This article’s factual accuracy may be compromised due to out-of-date information. Please update this article to reflect recent events or newly available information. An FHA insured loan is a US Federal Housing Administration mortgage insurance backed mortgage loan which is fha refinance percent by an FHA-approved lender.
The program originated during the Great Depression of the 1930s, when the rates of foreclosures and defaults rose sharply, and the program was intended to provide lenders with sufficient insurance. The FHA makes no loans, nor does it plan or build houses. African Americans and other racial minorities were largely denied access to FHA-backed loans, especially before 1950, and did gain access only in a handful of suburban developments specifically built for all-black occupancy. Until the latter half of the 1960s, the Federal Housing Administration served mainly as an insuring agency for loans made by private lenders. However, in recent years this role has been expanded as the agency became the administrator of interest rate subsidy and rent supplement programs. In 1974 the Housing and Community Development Act was passed.
Its provisions significantly altered federal involvement in a wide range of housing and community development activities.
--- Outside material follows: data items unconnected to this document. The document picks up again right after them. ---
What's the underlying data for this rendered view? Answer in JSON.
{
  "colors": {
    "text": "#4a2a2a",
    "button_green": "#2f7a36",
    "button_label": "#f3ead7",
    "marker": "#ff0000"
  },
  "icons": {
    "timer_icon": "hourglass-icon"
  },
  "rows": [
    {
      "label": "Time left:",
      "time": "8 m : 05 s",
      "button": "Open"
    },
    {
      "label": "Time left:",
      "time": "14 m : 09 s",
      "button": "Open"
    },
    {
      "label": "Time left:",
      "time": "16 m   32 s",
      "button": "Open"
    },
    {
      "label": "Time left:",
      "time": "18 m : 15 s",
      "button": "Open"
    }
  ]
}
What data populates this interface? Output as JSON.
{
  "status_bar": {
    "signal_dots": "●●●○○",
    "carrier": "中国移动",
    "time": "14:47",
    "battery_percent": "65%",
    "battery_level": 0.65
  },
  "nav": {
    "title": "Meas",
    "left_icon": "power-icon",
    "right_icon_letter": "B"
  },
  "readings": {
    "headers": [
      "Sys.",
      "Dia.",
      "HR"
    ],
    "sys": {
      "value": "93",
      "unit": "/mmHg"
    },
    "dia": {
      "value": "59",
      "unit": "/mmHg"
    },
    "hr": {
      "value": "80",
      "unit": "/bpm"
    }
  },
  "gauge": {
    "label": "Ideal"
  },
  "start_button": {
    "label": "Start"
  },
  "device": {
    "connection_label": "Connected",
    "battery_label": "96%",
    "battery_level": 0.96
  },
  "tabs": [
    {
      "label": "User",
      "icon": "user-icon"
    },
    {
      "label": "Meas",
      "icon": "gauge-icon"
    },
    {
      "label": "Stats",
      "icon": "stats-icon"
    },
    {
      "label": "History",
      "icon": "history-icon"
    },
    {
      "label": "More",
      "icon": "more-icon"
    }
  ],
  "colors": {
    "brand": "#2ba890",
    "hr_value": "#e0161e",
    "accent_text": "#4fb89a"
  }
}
Further changes occurred in the 1977 Housing and Community Development Act, which raised ceilings on single-family loan amounts for savings and loan association lending, federal agency purchases, FHA insurance, and security for Federal Home Loan Bank advances. FHA loans and created a new FHA rental subsidy program for middle-income families. On August 31, 2007, the FHA added a new refinancing program called FHA-Secure to help borrowers hurt by the 2007 subprime mortgage financial crisis.